A question of honour

<strong>Shame</strong>

Jasvinder Sanghera <em>Hodder & Stoughton, 304pp, £12.99</em>

A little over two years ago, when I was in Pakistan reporting for the New Statesman, I stopped off in Jacobabad, a large town in the province of Sindh, where the ramshackle buildings and corrugated-iron huts are forever caked in the light-brown dust of the surrounding desert.

It was there, sitting in a crowd beside a night-time campfire that I met San Dino, a local man of 35 or maybe 40. (He didn't know his exact age because, he said, no one had recorded it.) Dino told me that, until a year ago, he was a very unhappy man. His female cousin had been accused of flirting with another man and his honour had been severely stained. But, after shooting her dead, he had finally regained his honour and for this he was very relieved.

When I asked him if he had any regrets, Dino replied that it was unfortunate that her brothers and her mother had stood in the way - they had also been murdered in the shoot-out - but, he said confidently, "I don't regret anything."

Dino had never been convicted of his crime. I imagine the only reason he could admit, to me and my Dictaphone, to having murdered four people in cold blood was that most of the 20 other men gathered around us had also killed for the sake of honour. This goes some way to explaining why Pakistan has the highest number of honour killings in the world. As one guy at the back so eloquently put it: "We cannot sleep until we kill the girl."

Jasvinder Sanghera's autobiography, Shame, is remarkable for its description of the way in which this oppressive cultural system and all its manifestations - physical and mental abuse, imprisonment, abduction, social stigmatisation and murder - migrated to Britain, where it has operated with impunity for decades. What is, perhaps, more remarkable is that a victim of this system has finally gathered the strength to put pen to paper and publish her story.

Sanghera offers a measured account of her life as a young Sikh girl growing up in Derby in the 1970s. After having watched her six sisters being sent off to marry foreign men they had never met, Sanghera describes how, at 15, she watched as her own wedding trunk was packed and she was handed a photo of her future husband. To this day, she still doesn't know his name.

When she finally decided to assert herself and escape with her lower-caste sweetheart from up the road, Sanghera was cut off from her family for ever. As her tyrant of a mother explained to her on the phone: "Thanks to you I can't walk the streets of Derby any more . . . people spit at me . . . in our eyes, you're dead."

Sanghera eventually rebuilt her life - she went on to marry and divorce twice, raise three children and get a first-class degree from Derby University - but, despite all her success (she fails to mention her numerous national achievement awards that adorn her mantelpiece), her family and the wider Derby community have continued to stigmatise her. Almost 30 years later, her older sisters still look straight through her on the streets of Derby. When, in the late 1990s, Sanghera set up Karma Nirvana, Britain's foremost charity for aiding and campaigning on Asian women's issues, she started receiving death threats. By writing this book, she will probably receive many more.

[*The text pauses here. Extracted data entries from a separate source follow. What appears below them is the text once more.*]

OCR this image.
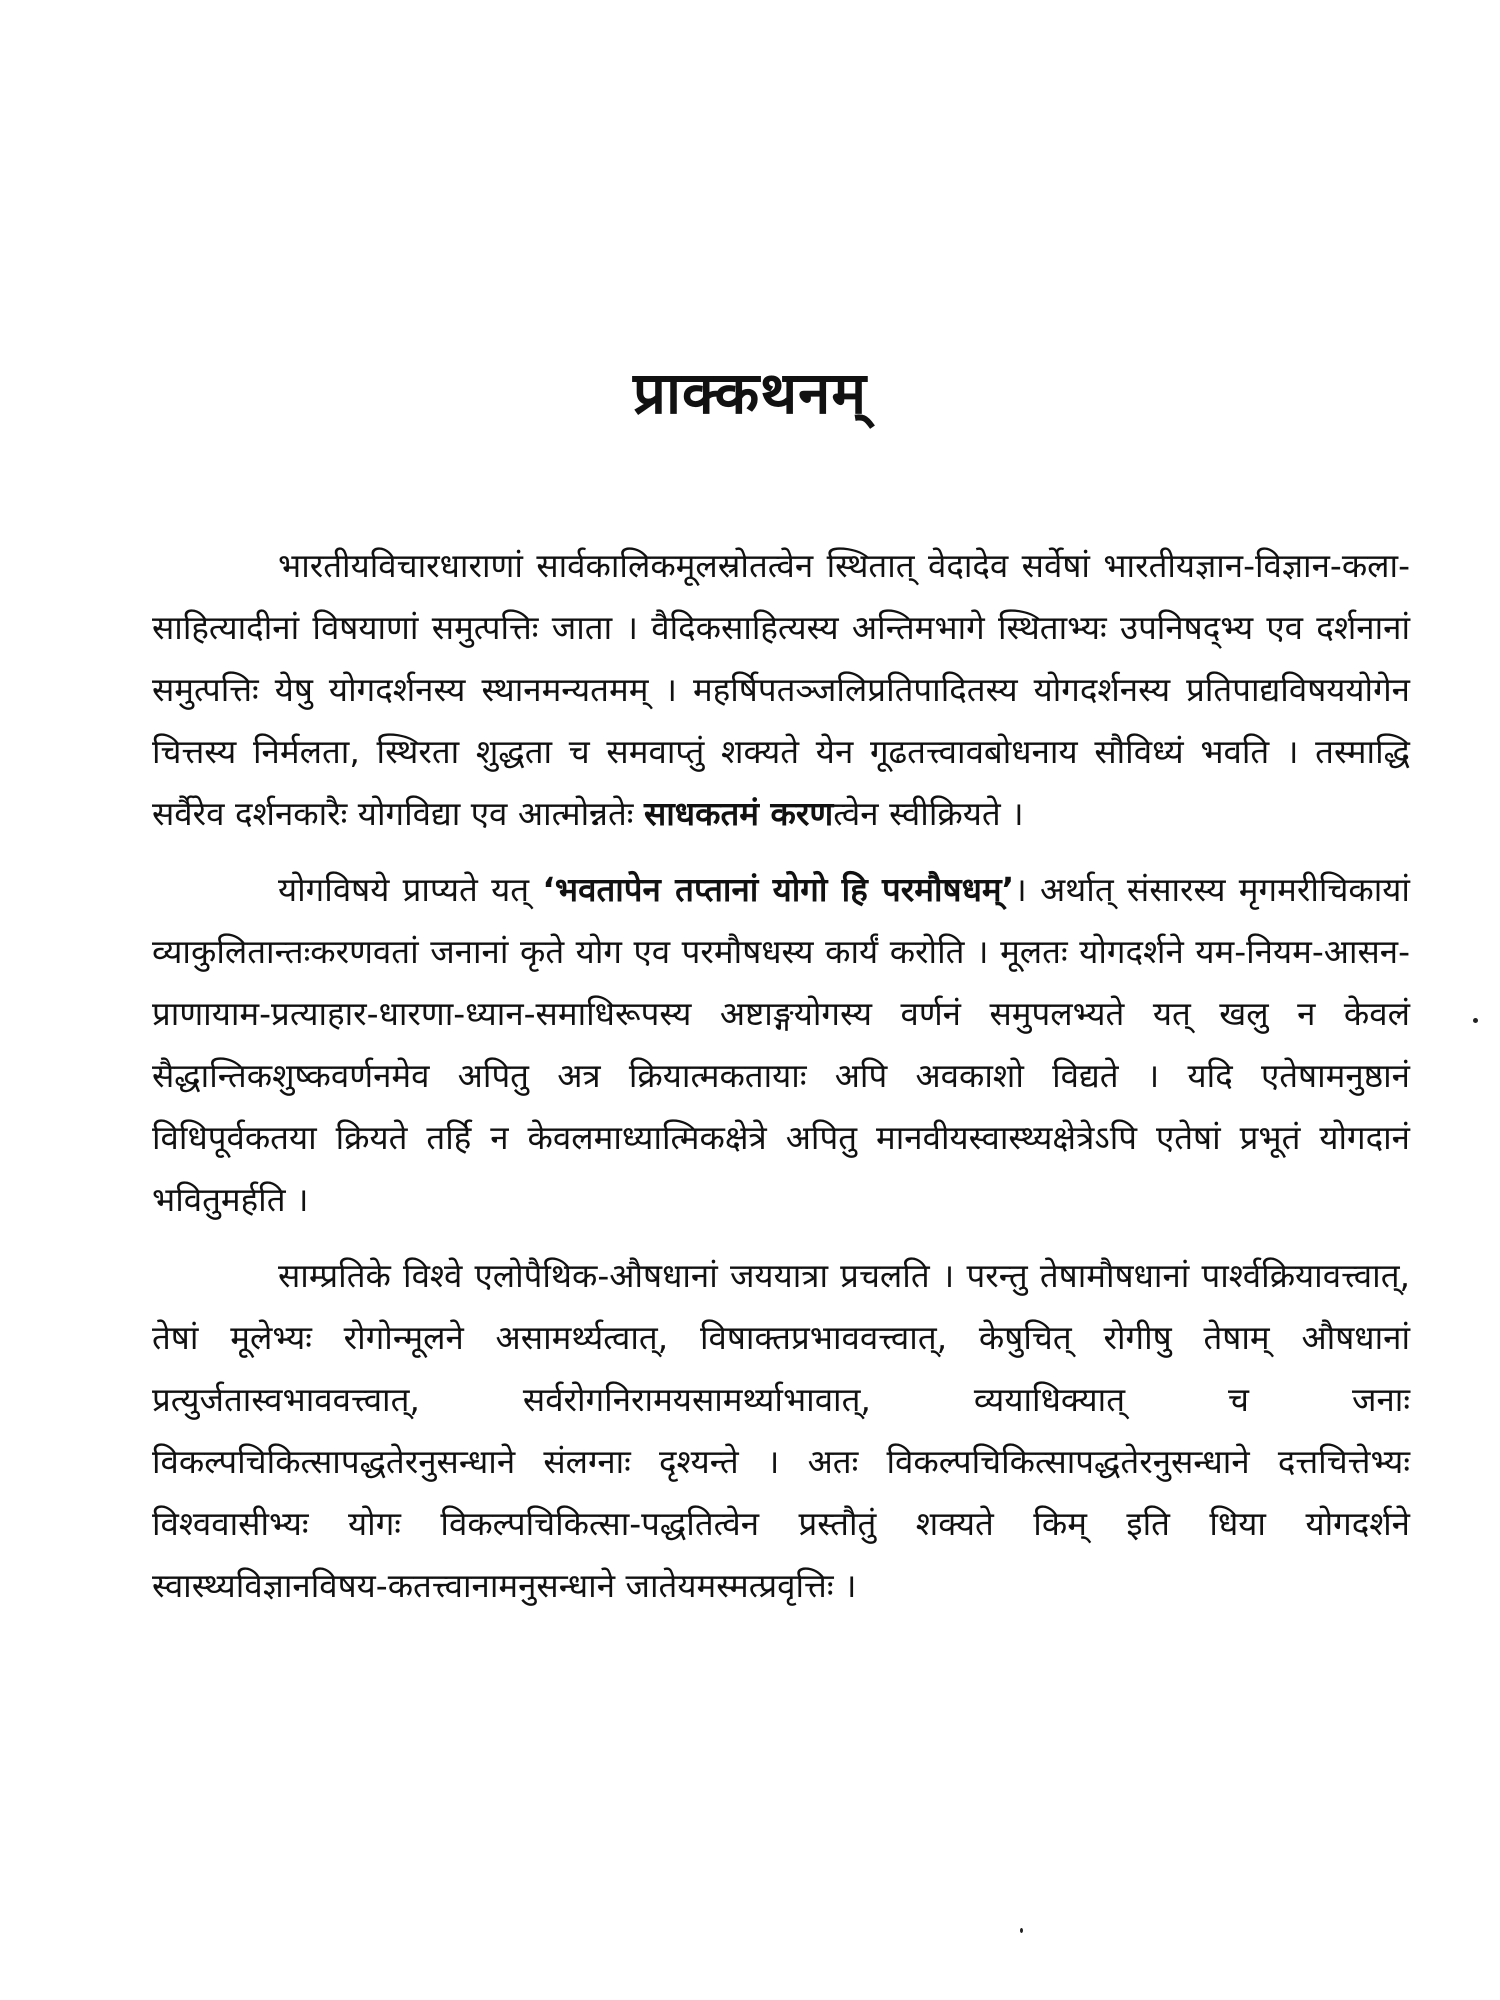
प्राक्कथनम्

भारतीयविचारधाराणां सार्वकालिकमूलस्रोतत्वेन स्थितात् वेदादेव सर्वेषां भारतीयज्ञान-विज्ञान-कला-साहित्यादीनां विषयाणां समुत्पत्तिः जाता । वैदिकसाहित्यस्य अन्तिमभागे स्थिताभ्यः उपनिषद्भ्य एव दर्शनानां समुत्पत्तिः येषु योगदर्शनस्य स्थानमन्यतमम् । महर्षिपतञ्जलिप्रतिपादितस्य योगदर्शनस्य प्रतिपाद्यविषययोगेन चित्तस्य निर्मलता, स्थिरता शुद्धता च समवाप्तुं शक्यते येन गूढतत्त्वावबोधनाय सौविध्यं भवति । तस्माद्धि सर्वैरेव दर्शनकारैः योगविद्या एव आत्मोन्नतेः साधकतमं करणत्वेन स्वीक्रियते ।

योगविषये प्राप्यते यत् ‘भवतापेन तप्तानां योगो हि परमौषधम्’। अर्थात् संसारस्य मृगमरीचिकायां व्याकुलितान्तःकरणवतां जनानां कृते योग एव परमौषधस्य कार्यं करोति । मूलतः योगदर्शने यम-नियम-आसन-प्राणायाम-प्रत्याहार-धारणा-ध्यान-समाधिरूपस्य अष्टाङ्गयोगस्य वर्णनं समुपलभ्यते यत् खलु न केवलं सैद्धान्तिकशुष्कवर्णनमेव अपितु अत्र क्रियात्मकतायाः अपि अवकाशो विद्यते । यदि एतेषामनुष्ठानं विधिपूर्वकतया क्रियते तर्हि न केवलमाध्यात्मिकक्षेत्रे अपितु मानवीयस्वास्थ्यक्षेत्रेऽपि एतेषां प्रभूतं योगदानं भवितुमर्हति ।

साम्प्रतिके विश्वे एलोपैथिक-औषधानां जययात्रा प्रचलति । परन्तु तेषामौषधानां पार्श्वक्रियावत्त्वात्, तेषां मूलेभ्यः रोगोन्मूलने असामर्थ्यत्वात्, विषाक्तप्रभाववत्त्वात्, केषुचित् रोगीषु तेषाम् औषधानां प्रत्युर्जतास्वभाववत्त्वात्, सर्वरोगनिरामयसामर्थ्याभावात्, व्ययाधिक्यात् च जनाः विकल्पचिकित्सापद्धतेरनुसन्धाने संलग्नाः दृश्यन्ते । अतः विकल्पचिकित्सापद्धतेरनुसन्धाने दत्तचित्तेभ्यः विश्ववासीभ्यः योगः विकल्पचिकित्सा-पद्धतित्वेन प्रस्तौतुं शक्यते किम् इति धिया योगदर्शने स्वास्थ्यविज्ञानविषय-कतत्त्वानामनुसन्धाने जातेयमस्मत्प्रवृत्तिः ।
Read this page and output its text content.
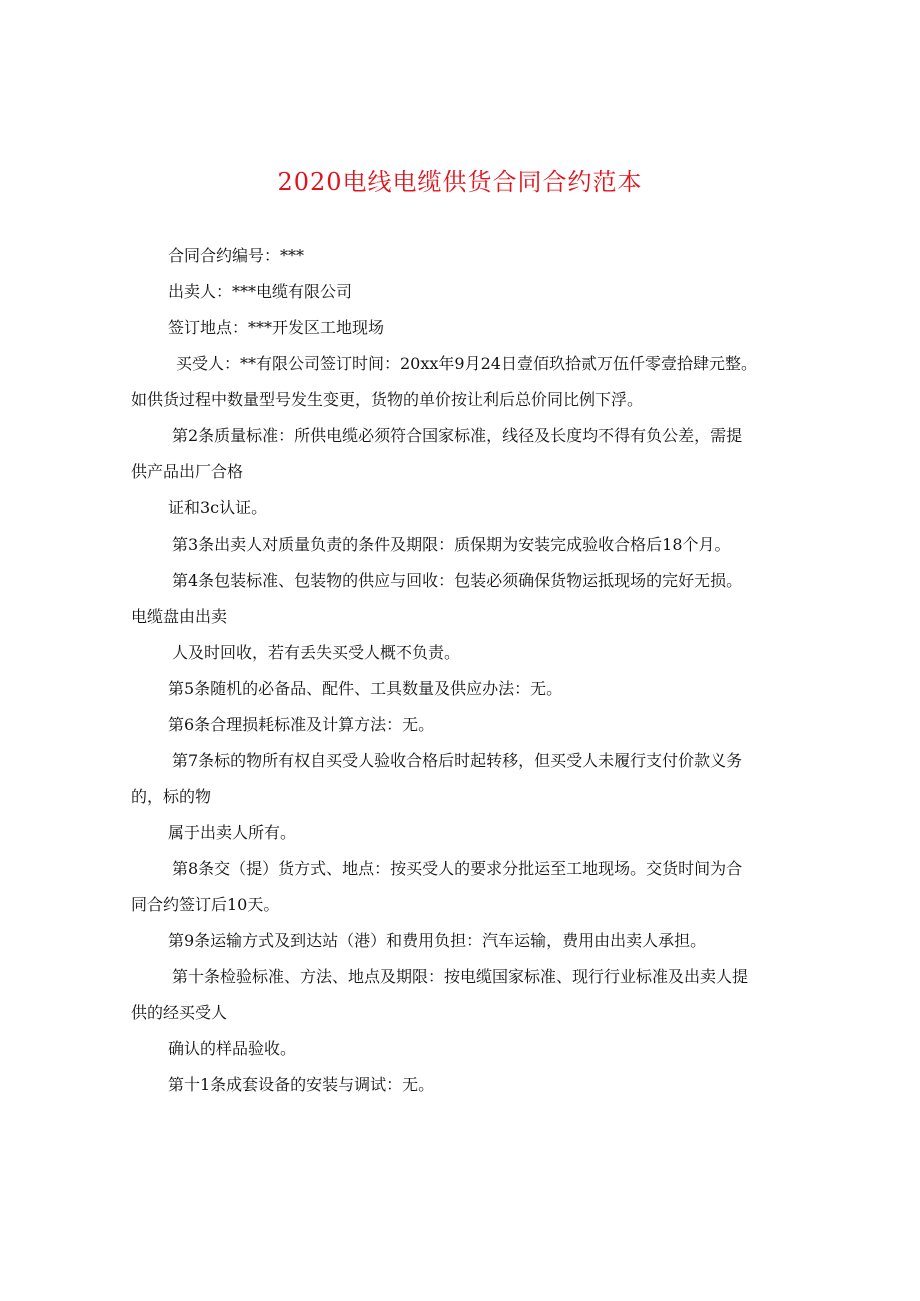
2020电线电缆供货合同合约范本

合同合约编号：***

出卖人：***电缆有限公司

签订地点：***开发区工地现场

买受人：**有限公司签订时间：20xx年9月24日壹佰玖拾贰万伍仟零壹拾肆元整。

如供货过程中数量型号发生变更，货物的单价按让利后总价同比例下浮。

第2条质量标准：所供电缆必须符合国家标准，线径及长度均不得有负公差，需提

供产品出厂合格

证和3c认证。

第3条出卖人对质量负责的条件及期限：质保期为安装完成验收合格后18个月。

第4条包装标准、包装物的供应与回收：包装必须确保货物运抵现场的完好无损。

电缆盘由出卖

人及时回收，若有丢失买受人概不负责。

第5条随机的必备品、配件、工具数量及供应办法：无。

第6条合理损耗标准及计算方法：无。

第7条标的物所有权自买受人验收合格后时起转移，但买受人未履行支付价款义务

的，标的物

属于出卖人所有。

第8条交（提）货方式、地点：按买受人的要求分批运至工地现场。交货时间为合

同合约签订后10天。

第9条运输方式及到达站（港）和费用负担：汽车运输，费用由出卖人承担。

第十条检验标准、方法、地点及期限：按电缆国家标准、现行行业标准及出卖人提

供的经买受人

确认的样品验收。

第十1条成套设备的安装与调试：无。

Perhaps death threats are just part of the deal when you're a women who stands up to the forces of murderous misogyny. But in Pakistan and India, when people of Sanghera's principle and mettle stand up to their fellow countrymen, they are supported by liberals. In Britain, where multiculturalism has long made criticism of culturally specific behaviour a taboo, Sanghera has for many years had to campaign against the honour system alone. When people with white skin, such as the former Met Police officer Andy Baker and the Labour MP Ann Cryer, have stood alongside Sanghera, they have regularly been called racist and subsequently sidelined, removed or ignored.

At a time when the ideal of multicultural Britain is in a state of turmoil, this victim's story, told without a trace of victimhood, is a burning example of what happens when the free expression of culture - food, clothes, language, literature - is not distinguished from the free expression of different value systems. And at the end of the book, when Sanghera draws upon a dozen stories of contemporary abuse and makes the point that, while she was writing, two honour killings had come to light, it is clear that for anyone who cares about women's rights, there is no better time to read this book.